Premier emprunt vert agricole au Sénégal pour renforcer l’autosuffisance alimentaire
Au Sénégal, un emprunt obligataire vert inédit pour booster l’agriculture durable
Le groupe agro-industriel indo-sénégalais Swami Agri, filiale du groupe indien Senegindia, franchit une étape historique en émettant le tout premier Agri Green Bond sur le marché financier de l’Union économique et monétaire ouest-africaine (UEMOA). Cette opération financière, d’un montant de 30 milliards de francs CFA, vise à financer l’acquisition de cinq chambres froides solaires et d’une centrale photovoltaïque. Une initiative majeure pour soutenir la transition énergétique dans l’agriculture et renforcer l’autosuffisance alimentaire du pays.
Un financement innovant pour des infrastructures agricoles durables
Swami Agri, qui produit déjà 80 % des pommes de terre et 9 % des oignons consommés au Sénégal sur ses 3 700 hectares, s’engage dans une démarche d’innovation financière pour moderniser ses installations. Les investissements prévus permettront de réduire significativement les pertes post-récolte, estimées à plus de 50 %, et de diminuer les émissions de CO2 de 20 à 30 %. « Cette initiative structure profondément la chaîne de valeur agricole », souligne le directeur général d’Impaxis Securities, la banque d’affaires sénégalaise qui pilote l’opération.
Un levier pour la souveraineté alimentaire
« Le véritable défi de la souveraineté alimentaire réside dans la conservation et le transport des récoltes. Ces infrastructures permettront de stabiliser les prix et de limiter les flambées inflationnistes », explique Ababacar Diaw, directeur général d’Impaxis Securities. Les chambres froides solaires et la centrale photovoltaïque offrent une solution écologique et économique, réduisant la dépendance aux énergies fossiles et aux importations.

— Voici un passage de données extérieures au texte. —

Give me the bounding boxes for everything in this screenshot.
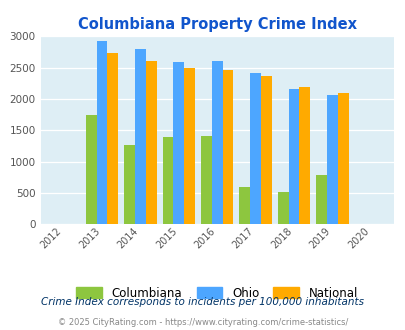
Bar [135,50,145,224]
Bar [249,73,260,224]
Bar [326,95,337,224]
Bar [96,41,107,224]
Bar [145,61,156,224]
Bar [222,70,233,224]
Bar [277,192,288,224]
Bar [124,146,135,224]
Bar [315,175,326,224]
Bar [184,68,194,224]
Bar [239,187,249,224]
Title: Columbiana Property Crime Index: Columbiana Property Crime Index [77,17,356,32]
Bar [337,93,347,224]
Bar [211,61,222,224]
Bar [200,136,211,224]
Bar [288,89,298,224]
Bar [260,77,271,224]
Text: Crime Index corresponds to incidents per 100,000 inhabitants: Crime Index corresponds to incidents per… [41,297,364,307]
Bar [86,115,96,224]
Bar [107,53,118,224]
Bar [298,87,309,224]
Legend: Columbiana, Ohio, National: Columbiana, Ohio, National [76,287,357,300]
Bar [173,62,184,224]
Text: © 2025 CityRating.com - https://www.cityrating.com/crime-statistics/: © 2025 CityRating.com - https://www.city… [58,318,347,327]
Bar [162,137,173,224]
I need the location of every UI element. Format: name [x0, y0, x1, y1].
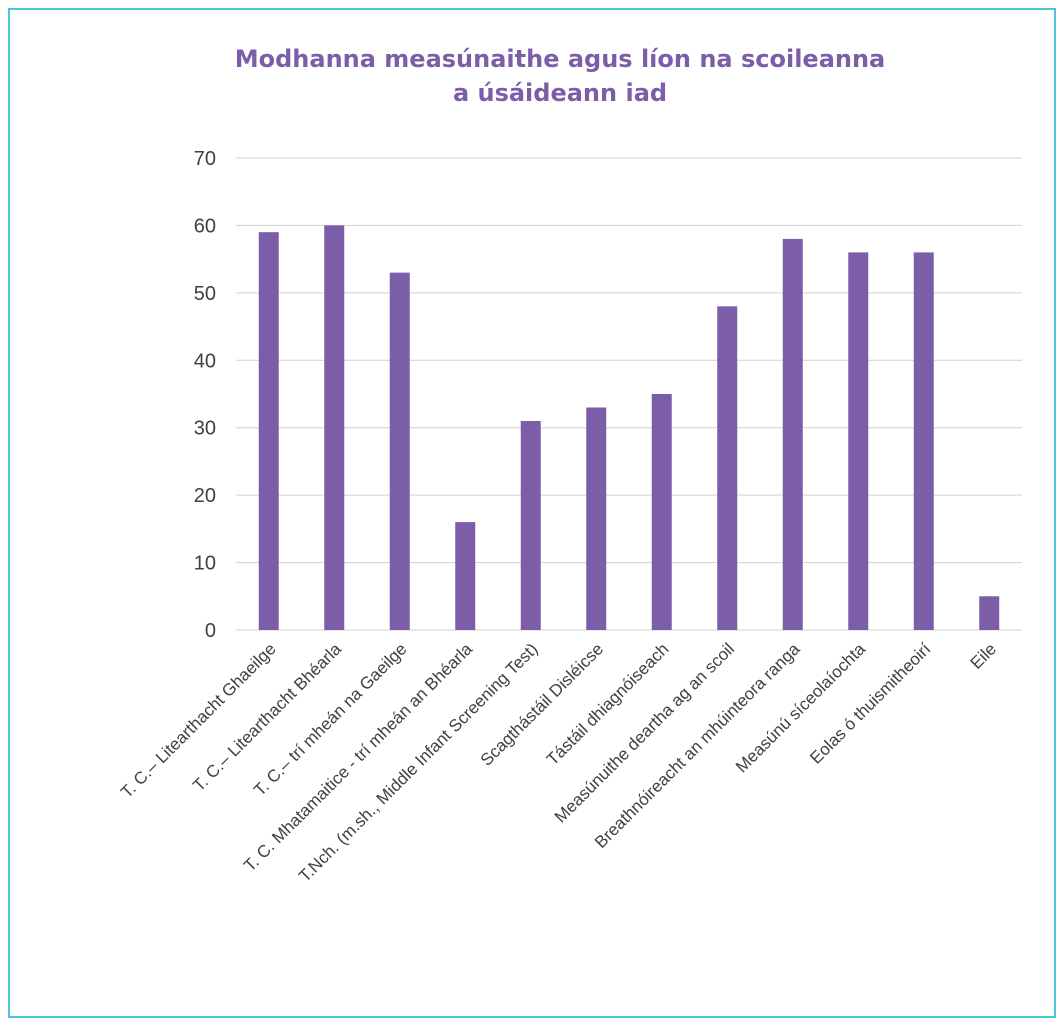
chart-title-line-1: Modhanna measúnaithe agus líon na scoile… — [234, 45, 886, 73]
x-tick-label: Eolas ó thuismitheoirí — [806, 639, 935, 768]
bar — [848, 252, 869, 630]
chart-title-line-2: a úsáideann iad — [452, 79, 668, 107]
bar — [586, 407, 607, 630]
bar — [258, 232, 279, 630]
bar — [651, 394, 672, 630]
bar — [520, 420, 541, 630]
x-tick-label: Eile — [967, 639, 1000, 672]
y-tick-label: 60 — [194, 215, 216, 237]
x-tick-label: Scagthástáil Disléicse — [477, 639, 607, 769]
gridlines — [236, 157, 1022, 631]
y-tick-label: 50 — [194, 283, 216, 305]
x-tick-label: Tástáil dhiagnóiseach — [543, 639, 673, 769]
y-tick-label: 10 — [194, 553, 216, 575]
y-tick-label: 40 — [194, 350, 216, 372]
y-tick-label: 30 — [194, 418, 216, 440]
y-tick-label: 70 — [194, 148, 216, 170]
bar — [455, 522, 476, 630]
bar — [324, 225, 345, 630]
y-tick-label: 20 — [194, 485, 216, 507]
bar — [389, 272, 410, 630]
x-tick-label: T.Nch. (m.sh., Middle Infant Screening T… — [295, 639, 541, 885]
y-tick-label: 0 — [205, 620, 216, 642]
chart-title: Modhanna measúnaithe agus líon na scoile… — [130, 42, 990, 110]
bar — [782, 238, 803, 630]
x-tick-label: Measúnú síceolaíochta — [732, 639, 869, 776]
y-axis-ticks: 0 10 20 30 40 50 60 70 — [194, 148, 216, 642]
bar — [979, 596, 1000, 630]
bar — [913, 252, 934, 630]
x-tick-label: T. C. Mhatamaitice - trí mheán an Bhéarl… — [240, 639, 476, 875]
bar — [717, 306, 738, 630]
bars — [258, 225, 1000, 630]
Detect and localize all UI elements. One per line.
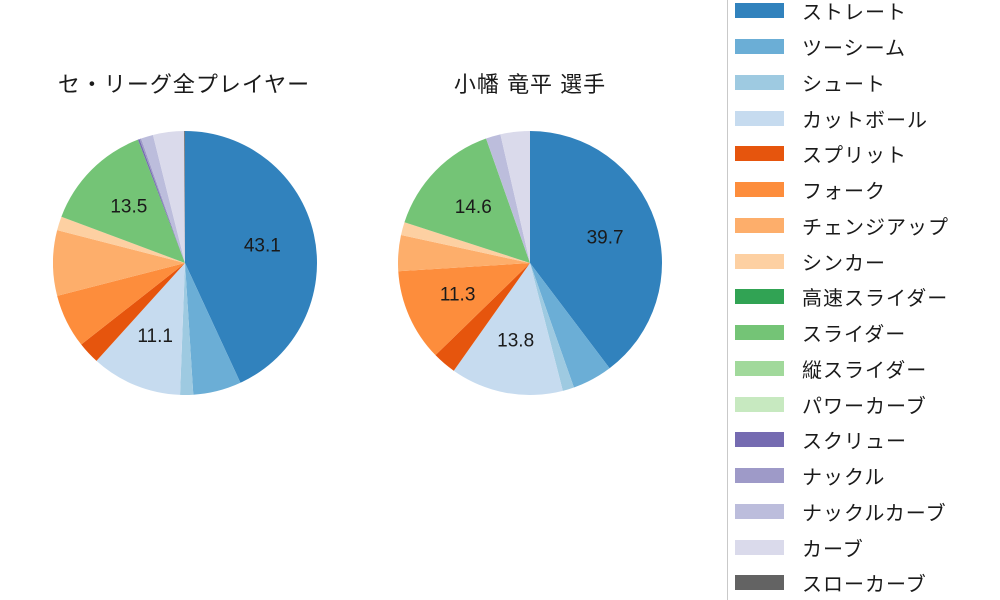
legend-item-label: フォーク [802,181,886,204]
pie-slice-13 [139,138,185,263]
pie-slice-15 [500,131,530,263]
legend-item: スクリュー [735,422,1000,458]
slice-value-label: 43.1 [244,235,281,256]
legend-item-label: カーブ [802,538,864,561]
legend-item-label: スライダー [802,324,907,347]
legend-color-swatch [735,182,784,198]
legend-color-swatch [735,325,784,341]
pie-slice-4 [81,263,185,361]
legend-color-swatch [735,3,784,19]
pie-slice-14 [486,134,530,263]
legend-item-label: スプリット [802,145,907,168]
legend-item: 高速スライダー [735,279,1000,315]
legend-color-swatch [735,396,784,412]
legend-item: ストレート [735,0,1000,29]
legend-item-label: 高速スライダー [802,288,949,311]
pie-slice-4 [435,263,530,371]
legend-color-swatch [735,110,784,126]
legend-item-label: ストレート [802,2,907,25]
slice-value-label: 14.6 [455,197,492,218]
pie-slice-9 [61,139,186,263]
legend-color-swatch [735,503,784,519]
legend-item-label: 縦スライダー [802,359,928,382]
legend-item-label: スローカーブ [802,574,927,597]
legend-item-label: カットボール [802,109,928,132]
slice-value-label: 13.8 [497,330,534,351]
legend-item: スライダー [735,315,1000,351]
pie-chart-league: 43.1 11.1 13.5 [53,131,317,395]
pie-slice-7 [401,222,530,263]
legend-item-label: チェンジアップ [802,216,949,239]
legend-panel: ストレートツーシームシュートカットボール スプリットフォークチェンジアップ シンカー… [727,0,1000,600]
legend-item: カーブ [735,529,1000,565]
pie-slice-14 [141,134,185,263]
pie-slice-2 [530,263,574,391]
legend-item: ナックルカーブ [735,494,1000,530]
legend-item: ツーシーム [735,29,1000,65]
legend-color-swatch [735,217,784,233]
legend-item-label: パワーカーブ [802,395,927,418]
pie-slice-5 [398,263,530,356]
legend-color-swatch [735,39,784,55]
slice-value-label: 11.1 [137,326,173,347]
pie-chart-player: 39.7 13.8 11.3 14.6 [398,131,662,395]
legend-color-swatch [735,360,784,376]
pie-slice-1 [185,263,241,395]
chart-title-player: 小幡 竜平 選手 [453,72,607,97]
legend-item: ナックル [735,458,1000,494]
chart-title-league: セ・リーグ全プレイヤー [57,72,311,97]
legend-item-label: シュート [802,73,886,96]
pie-slice-12 [137,139,185,263]
legend-color-swatch [735,432,784,448]
legend-item: スローカーブ [735,565,1000,600]
slice-value-label: 11.3 [440,285,476,306]
legend-item: シンカー [735,243,1000,279]
pie-slice-3 [96,263,185,395]
legend-item-label: シンカー [802,252,886,275]
legend-color-swatch [735,468,784,484]
pie-slice-2 [180,263,194,395]
legend-item: 縦スライダー [735,351,1000,387]
pie-slice-9 [404,138,530,263]
legend-item: チェンジアップ [735,208,1000,244]
pie-slice-0 [530,131,662,369]
legend-color-swatch [735,146,784,162]
legend-color-swatch [735,539,784,555]
legend-item: スプリット [735,136,1000,172]
legend-item: カットボール [735,100,1000,136]
legend-color-swatch [735,575,784,591]
pie-slice-1 [530,263,610,388]
legend-item-label: ナックル [802,467,886,490]
legend-item: シュート [735,65,1000,101]
pie-slice-5 [57,263,186,345]
pie-slice-15 [152,131,185,263]
pie-slice-7 [57,216,186,263]
legend-item: フォーク [735,172,1000,208]
slice-value-label: 39.7 [587,227,624,248]
legend-color-swatch [735,253,784,269]
pie-slice-16 [184,131,185,263]
legend-color-swatch [735,289,784,305]
pie-slice-6 [53,230,185,296]
legend-color-swatch [735,74,784,90]
pie-slice-6 [398,235,530,272]
pie-slice-0 [185,131,317,383]
legend-item-label: ツーシーム [802,38,906,61]
legend-item-label: スクリュー [802,431,907,454]
slice-value-label: 13.5 [110,197,147,218]
legend-item: パワーカーブ [735,386,1000,422]
pie-slice-3 [453,263,563,395]
legend-item-label: ナックルカーブ [802,502,947,525]
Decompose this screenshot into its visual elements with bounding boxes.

Un marché financier régional en pleine évolution
Cette émission marque un tournant pour le marché financier de l’UEMOA, traditionnellement dominé par la dette publique. « Les entreprises privées commencent enfin à s’emparer de ces outils pour financer des projets durables », observe un expert du secteur. Impaxis Securities avait déjà lancé des obligations vertes en 2024 avec la Banque d’investissement et de développement de la Cédéao (BIDC), pour un montant de 400 millions de dollars, démontrant l’intérêt croissant pour les financements verts.
Abdou Diaw, journaliste économique et enseignant au Cesti, souligne : « Les acteurs du secteur rencontrent des difficultés majeures pour accéder aux financements traditionnels. Les taux d’intérêt sont élevés et les garanties exigées par les banques sont souvent rédhibitoires. Les marchés financiers apparaissent désormais comme une alternative viable pour contourner ces obstacles. »
Un cadre réglementaire à renforcer
Malgré ce potentiel, des défis persistent. « Il est essentiel d’améliorer la réglementation et de sensibiliser davantage les acteurs pour qu’ils comprennent le fonctionnement de ces instruments », précise Abdou Diaw. La période de souscription de l’emprunt vert est ouverte du 30 juillet au 5 août. Les investisseurs ciblés sont principalement des assureurs, caisses de retraite et entreprises régionales, mais aussi des particuliers.
Cette opération, calquée sur le modèle classique des obligations, propose un coupon avec un taux d’intérêt attractif pour les souscripteurs. Une avancée majeure pour l’économie sénégalaise et plus largement pour l’Afrique de l’Ouest.